In 1905 he took a Sizaire–Naudin, then a Isotta Franchini AN20/30HP and some FIAT in 1909 and 1919. These were all useful cars for taking a trip with family, but they were totally improper when going hunt, it was for this reason that he commissioned to Vincenzo Lancia the creation of a car able to move also off–road.
So, the first Italian SUV came to life at a price – 35.000 lire – which was crazy for that time, but Puccini was so satisfied about it, that he then bought a Trikappa and a Lambda, too.
With his Trikappa he organized in August 1922, a long round–trip by car throughout Europe with his friends; the chosen itinerary was: Cutigliano, Verona, Trento, Bolzano, Innsbruck, Monaco di Baviera, Ingolstadt, Norimberga, Francoforte, Bonn, Colonia, Amsterdam, L'Aja and Costanza.
With his Lamba, he did his last trip until Pisa airport, to take the fly which would have brought him in Brussels for surgery.
PUCCINI AND WOMEN
The second burning Puccini's passion, after cars, were women. It is common to think about him as a latin lover, according to his biographical events and to the terms he used to define himself.
His wife, Elvira Bonturi, was his first huge love. They got married on February the 3rd, 1904, after the death of her first husband, Narciso Geminiani, merchant in Lucca. During this vexed marriage with Elvira, Giacomo was engaged in several, more or less important relationships with different women. Such behaviour caused a worsening in Elvira's attitude, who felt even more jealous towards him.

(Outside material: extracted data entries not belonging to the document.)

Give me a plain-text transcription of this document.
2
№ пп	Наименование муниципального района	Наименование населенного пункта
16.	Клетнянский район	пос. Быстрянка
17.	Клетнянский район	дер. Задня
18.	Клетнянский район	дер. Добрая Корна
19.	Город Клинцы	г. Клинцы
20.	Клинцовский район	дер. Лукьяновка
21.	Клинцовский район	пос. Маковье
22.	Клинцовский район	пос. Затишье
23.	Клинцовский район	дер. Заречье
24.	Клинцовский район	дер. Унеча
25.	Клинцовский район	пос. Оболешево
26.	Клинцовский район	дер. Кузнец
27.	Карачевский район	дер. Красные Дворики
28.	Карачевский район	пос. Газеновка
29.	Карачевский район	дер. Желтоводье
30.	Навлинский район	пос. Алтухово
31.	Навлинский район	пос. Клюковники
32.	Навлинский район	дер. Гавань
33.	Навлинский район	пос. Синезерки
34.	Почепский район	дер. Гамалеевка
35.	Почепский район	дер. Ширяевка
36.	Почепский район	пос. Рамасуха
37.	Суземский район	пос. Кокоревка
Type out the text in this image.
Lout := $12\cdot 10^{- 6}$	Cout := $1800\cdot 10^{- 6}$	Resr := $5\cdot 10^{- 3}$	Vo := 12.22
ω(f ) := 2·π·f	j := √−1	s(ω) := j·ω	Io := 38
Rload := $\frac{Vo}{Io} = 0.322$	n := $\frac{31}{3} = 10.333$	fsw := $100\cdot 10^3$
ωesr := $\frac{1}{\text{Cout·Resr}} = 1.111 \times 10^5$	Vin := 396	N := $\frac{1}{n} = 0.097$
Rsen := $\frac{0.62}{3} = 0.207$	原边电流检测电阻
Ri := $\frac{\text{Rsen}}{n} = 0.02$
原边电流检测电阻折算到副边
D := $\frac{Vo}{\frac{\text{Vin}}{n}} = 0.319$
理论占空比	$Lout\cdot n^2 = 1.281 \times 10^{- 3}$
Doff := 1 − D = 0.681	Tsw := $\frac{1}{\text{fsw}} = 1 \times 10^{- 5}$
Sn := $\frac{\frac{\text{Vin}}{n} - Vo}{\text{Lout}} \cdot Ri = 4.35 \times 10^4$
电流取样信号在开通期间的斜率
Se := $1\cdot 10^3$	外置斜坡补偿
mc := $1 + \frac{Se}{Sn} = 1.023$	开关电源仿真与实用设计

The soprano Hariclea Darclée, Sybil Beddington and the baroness Josephine von Stengel are just three of the ladies names with whom Puccini loved to spend his time and they often inspired him while creating new operas and arias.
But, beyond his unconventional and discussed life and experience, Puccini was with no doubts, one of the major actors of 20th century, who actively contributed to set the Italian opera panorama while spreading Italian music throughout the globe.

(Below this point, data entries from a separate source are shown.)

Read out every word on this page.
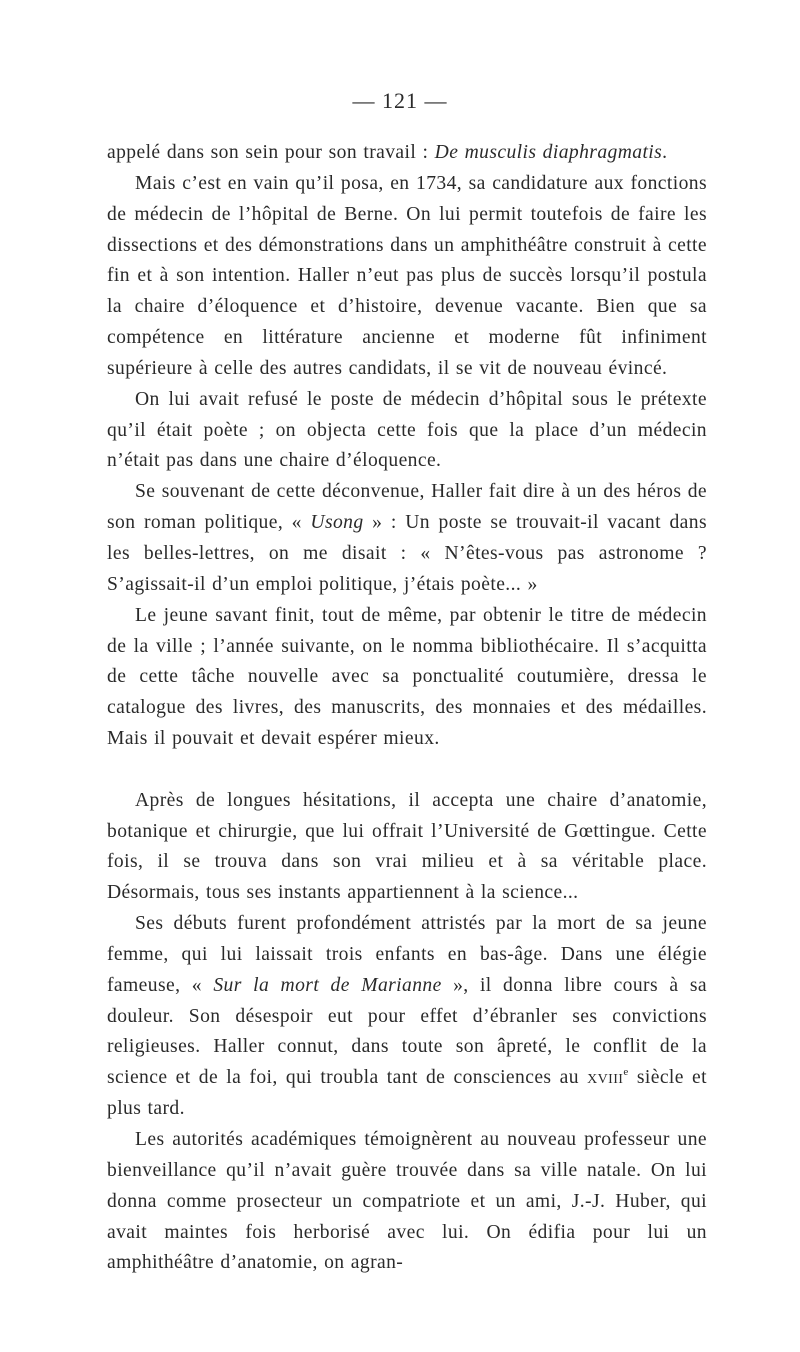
— 121 —

appelé dans son sein pour son travail : De musculis diaphragmatis.

Mais c’est en vain qu’il posa, en 1734, sa candidature aux fonctions de médecin de l’hôpital de Berne. On lui permit toutefois de faire les dissections et des démonstrations dans un amphithéâtre construit à cette fin et à son intention. Haller n’eut pas plus de succès lorsqu’il postula la chaire d’éloquence et d’histoire, devenue vacante. Bien que sa compétence en littérature ancienne et moderne fût infiniment supérieure à celle des autres candidats, il se vit de nouveau évincé.

On lui avait refusé le poste de médecin d’hôpital sous le prétexte qu’il était poète ; on objecta cette fois que la place d’un médecin n’était pas dans une chaire d’éloquence.

Se souvenant de cette déconvenue, Haller fait dire à un des héros de son roman politique, « Usong » : Un poste se trouvait-il vacant dans les belles-lettres, on me disait : « N’êtes-vous pas astronome ? S’agissait-il d’un emploi politique, j’étais poète... »

Le jeune savant finit, tout de même, par obtenir le titre de médecin de la ville ; l’année suivante, on le nomma bibliothécaire. Il s’acquitta de cette tâche nouvelle avec sa ponctualité coutumière, dressa le catalogue des livres, des manuscrits, des monnaies et des médailles. Mais il pouvait et devait espérer mieux.

Après de longues hésitations, il accepta une chaire d’anatomie, botanique et chirurgie, que lui offrait l’Université de Gœttingue. Cette fois, il se trouva dans son vrai milieu et à sa véritable place. Désormais, tous ses instants appartiennent à la science...

Ses débuts furent profondément attristés par la mort de sa jeune femme, qui lui laissait trois enfants en bas-âge. Dans une élégie fameuse, « Sur la mort de Marianne », il donna libre cours à sa douleur. Son désespoir eut pour effet d’ébranler ses convictions religieuses. Haller connut, dans toute son âpreté, le conflit de la science et de la foi, qui troubla tant de consciences au xviii$^e$ siècle et plus tard.

Les autorités académiques témoignèrent au nouveau professeur une bienveillance qu’il n’avait guère trouvée dans sa ville natale. On lui donna comme prosecteur un compatriote et un ami, J.-J. Huber, qui avait maintes fois herborisé avec lui. On édifia pour lui un amphithéâtre d’anatomie, on agran-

He was a fine artist able to make the most from union between German and Italian opera techniques.
It is mainly thanks to the "Maestro" if today, so many people in the world, love and appreciate the Italian talent for opera and music style.
PUCCINI 150° ANNIVERSARY
In 2008 Italy and the entire world celebrated Giacomo Puccini's birthday!

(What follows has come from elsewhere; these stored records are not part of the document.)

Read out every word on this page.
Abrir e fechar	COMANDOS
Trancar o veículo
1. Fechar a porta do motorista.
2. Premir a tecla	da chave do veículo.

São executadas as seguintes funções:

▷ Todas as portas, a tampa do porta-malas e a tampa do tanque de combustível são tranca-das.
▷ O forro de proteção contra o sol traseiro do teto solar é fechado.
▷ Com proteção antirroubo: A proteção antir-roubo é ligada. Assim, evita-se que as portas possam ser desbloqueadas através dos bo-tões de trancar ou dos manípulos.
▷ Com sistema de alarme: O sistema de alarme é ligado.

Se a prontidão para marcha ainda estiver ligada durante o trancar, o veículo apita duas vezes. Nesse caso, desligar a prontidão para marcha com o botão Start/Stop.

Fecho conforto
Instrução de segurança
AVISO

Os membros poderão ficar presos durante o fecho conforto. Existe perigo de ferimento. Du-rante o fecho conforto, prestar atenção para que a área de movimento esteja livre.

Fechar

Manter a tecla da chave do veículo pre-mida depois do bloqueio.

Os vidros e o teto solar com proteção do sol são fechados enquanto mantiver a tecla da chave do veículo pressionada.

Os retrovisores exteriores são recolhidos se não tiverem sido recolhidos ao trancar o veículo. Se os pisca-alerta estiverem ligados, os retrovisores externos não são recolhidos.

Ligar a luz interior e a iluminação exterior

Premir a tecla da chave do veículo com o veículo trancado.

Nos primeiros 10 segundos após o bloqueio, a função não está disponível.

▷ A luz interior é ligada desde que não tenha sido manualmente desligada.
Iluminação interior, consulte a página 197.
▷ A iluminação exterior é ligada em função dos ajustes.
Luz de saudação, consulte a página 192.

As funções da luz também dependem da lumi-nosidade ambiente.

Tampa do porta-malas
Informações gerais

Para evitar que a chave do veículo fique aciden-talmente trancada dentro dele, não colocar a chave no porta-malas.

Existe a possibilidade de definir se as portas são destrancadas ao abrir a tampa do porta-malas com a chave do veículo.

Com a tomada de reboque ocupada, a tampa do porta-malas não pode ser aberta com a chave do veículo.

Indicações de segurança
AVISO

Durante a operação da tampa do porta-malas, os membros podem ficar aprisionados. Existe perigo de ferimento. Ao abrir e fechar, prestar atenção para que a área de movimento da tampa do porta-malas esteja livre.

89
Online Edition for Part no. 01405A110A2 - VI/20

On the occasion of the 150° anniversary of his birthday, innumerable events were organized in Italy and abroad. The main centers for celebrations were the master's beloved towns of Torre del Lago and Lucca, and the entire Versilia coast, but almost in every Italian city, concerts and exhibitions were organized in honour of this acclaimed composer, and many open air theatres and stages came to life. Among them, the most important is the New Great Open Air Theatre, a big arena of 3370 seats, a modern Amphitheatre, a sort of cultural stage result of an incredible mix of tradition, natural landscape and technology innovation. The theatre in fact, has been built in a big green area renamed "Parco Culturale della Musica" (Cultural Music Park) situated on the Massaciuccoli lake shore and in front of Puccini's Villa. It has been realized in such evocative natural landscape with a specific purpose: to evoke the same atmospheres that had inspired the immortal Giacomo Puccini's music.